As for who leads the Yankees in clutch score? It is none other than Isiah Kiner-Falefa. His 1.43 clutch score is second-best in all of baseball, and a major reason that he is 43rd overall in Win Probability Added. That top-50 ranking in WPA puts him just ahead of names like Xander Bogaerts, Vladmir Guerrero Jr., and Bryce Harper. IKF’s overall numbers are middling. He has slashed .264/.317/.312 with an 88 WRC+, which is right around his career averages and what should be expected moving forward. In high leverage spots, however, he is hitting .412/.474/.471 for a 187 WRC+. The interesting thing is that he has actually been downright terrible with runners in scoring position, hitting just .269/.241/.308 for a 49 WRC+. His numbers in the seventh inning or later, hitting with 2 outs, and with the bases loaded are, on the whole, down as well. It appears that he has really just managed to come through in the few big spots that he has found himself in with 19 total appearances in high leverage spots.
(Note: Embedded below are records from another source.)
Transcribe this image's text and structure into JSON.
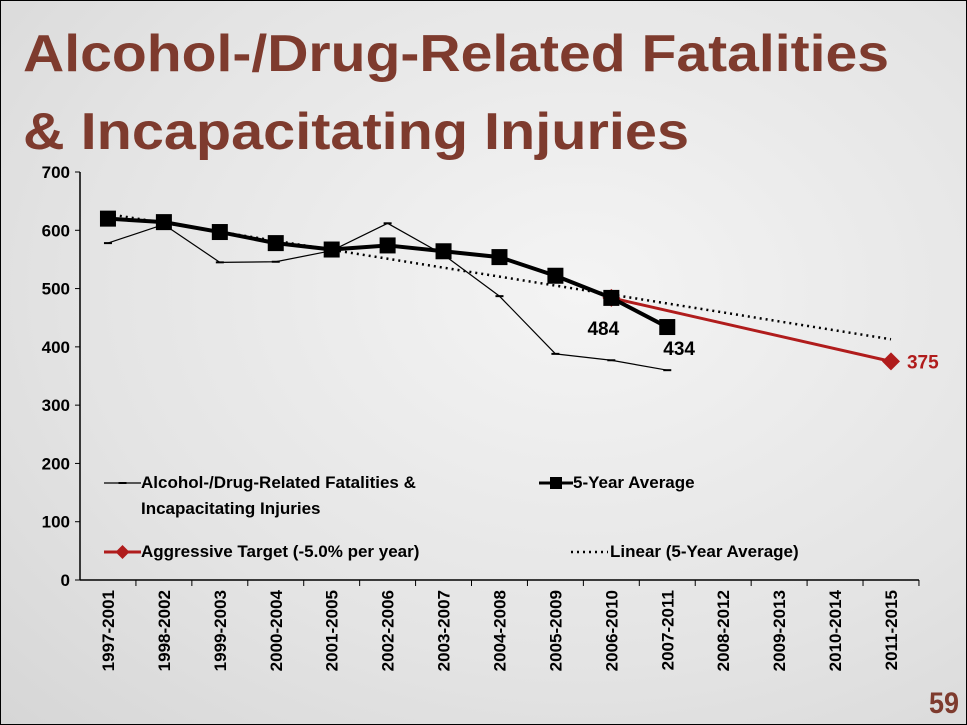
{
  "chart_data": {
    "type": "line",
    "title": [
      "Alcohol-/Drug-Related Fatalities",
      "& Incapacitating Injuries"
    ],
    "page_number": "59",
    "categories": [
      "1997-2001",
      "1998-2002",
      "1999-2003",
      "2000-2004",
      "2001-2005",
      "2002-2006",
      "2003-2007",
      "2004-2008",
      "2005-2009",
      "2006-2010",
      "2007-2011",
      "2008-2012",
      "2009-2013",
      "2010-2014",
      "2011-2015"
    ],
    "ylim": [
      0,
      700
    ],
    "yticks": [
      0,
      100,
      200,
      300,
      400,
      500,
      600,
      700
    ],
    "grid": false,
    "legend": "inside-bottom-left",
    "series": [
      {
        "name": "Alcohol-/Drug-Related Fatalities & Incapacitating Injuries",
        "color": "#000000",
        "width": 1.2,
        "marker": "dash",
        "values": [
          578,
          610,
          545,
          546,
          565,
          612,
          558,
          487,
          388,
          377,
          360,
          null,
          null,
          null,
          null
        ]
      },
      {
        "name": "5-Year Average",
        "color": "#000000",
        "width": 4,
        "marker": "square",
        "values": [
          620,
          614,
          597,
          578,
          567,
          574,
          564,
          554,
          522,
          484,
          434,
          null,
          null,
          null,
          null
        ],
        "value_labels": [
          null,
          null,
          null,
          null,
          null,
          null,
          null,
          null,
          null,
          "484",
          "434",
          null,
          null,
          null,
          null
        ]
      },
      {
        "name": "Aggressive Target (-5.0% per year)",
        "color": "#b01c1c",
        "width": 3,
        "marker": "diamond",
        "connect_gaps": true,
        "values": [
          null,
          null,
          null,
          null,
          null,
          null,
          null,
          null,
          null,
          484,
          null,
          null,
          null,
          null,
          375
        ],
        "value_labels": [
          null,
          null,
          null,
          null,
          null,
          null,
          null,
          null,
          null,
          null,
          null,
          null,
          null,
          null,
          "375"
        ]
      },
      {
        "name": "Linear (5-Year Average)",
        "color": "#000000",
        "width": 2.5,
        "dash": "2 4",
        "marker": "none",
        "connect_gaps": true,
        "values": [
          628,
          null,
          null,
          null,
          null,
          null,
          null,
          null,
          null,
          null,
          null,
          null,
          null,
          null,
          413
        ]
      }
    ]
  }
}
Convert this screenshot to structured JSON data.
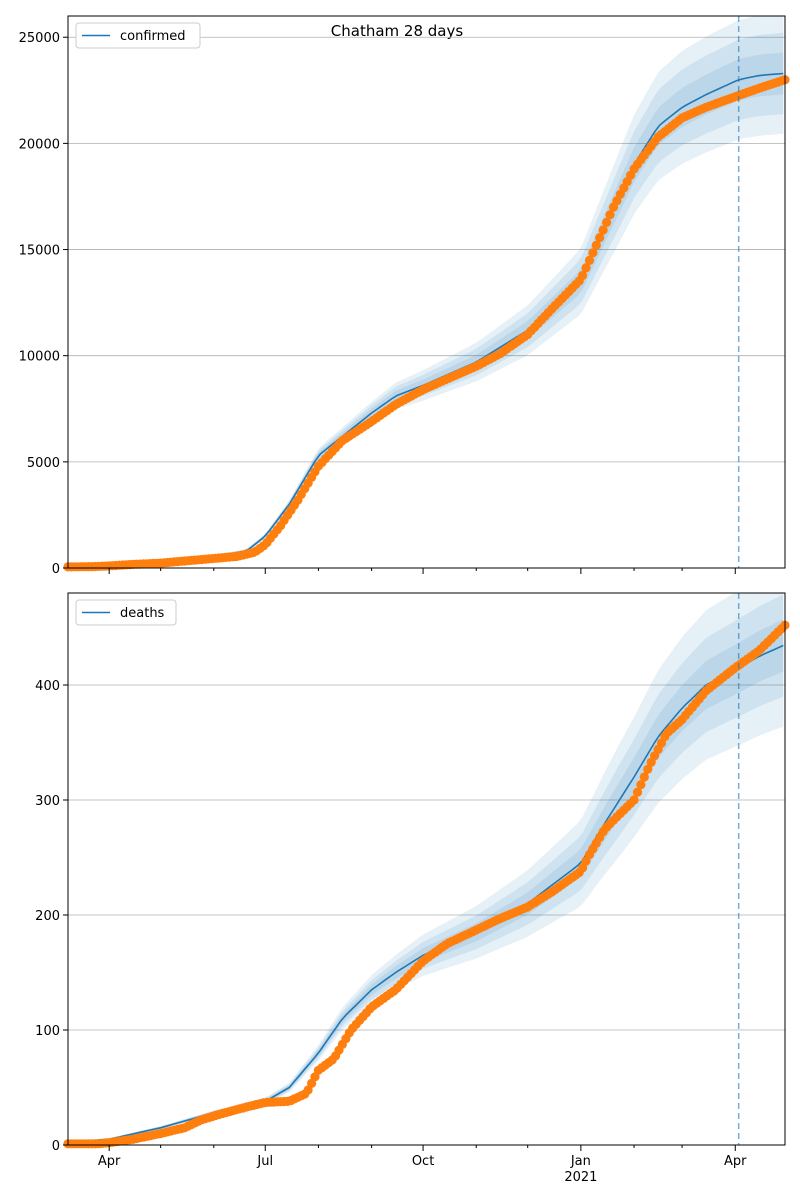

As one would expect by watching the Yankees, the numbers support the common thought that Gleyber Torres has been very good in clutch spots while Joey Gallo has been very poor. The last player I wanted to discuss, however, is Aaron Hicks. Like with Torres and Gallo, the stats confirm the eye test when it comes to Hicks in big spots. Hicks has not been a good hitter overall this year, with a .212/.341/.250 slash line and an 86 WRC+. Since his overall production is poor, it stands to reason that it would be difficult for him to be dramatically worse in high-leverage spots than he is overall. That is not the case with Hicks. His -0.70 clutch score is last on the Yankees and 16th-worst overall. In 20 plate appearances in high leverage spots, Hicks has a negative 36 WRC+. He does not have a hit in any of those plate appearances. With runners in scoring position, he has a bad but not atrocious 70 WRC+, but that is inflated by a walk rate of 19.4% in those spots. Getting on base and passing the baton is never a bad thing, but that only helps so much when he is hitting just .125 in those spots. On the whole, this all contributes to him being second-worst in the majors in Win Probability Added. Will this continue moving forward? Well, as explained in the introduction, clutch performance is mostly just random. And Hicks’ WRC+ in high leverage situations, from 2017-2021 going year-by-year, was as follows: 109, 121, 180, 194, and 96. So it is not like Hicks has a history of under performing in big spots, and I would expect a fairly dramatic improvement from the showing thus far. But he has really hurt the team in the first quarter of the season, and the criticism that he has garnered has been well-deserved.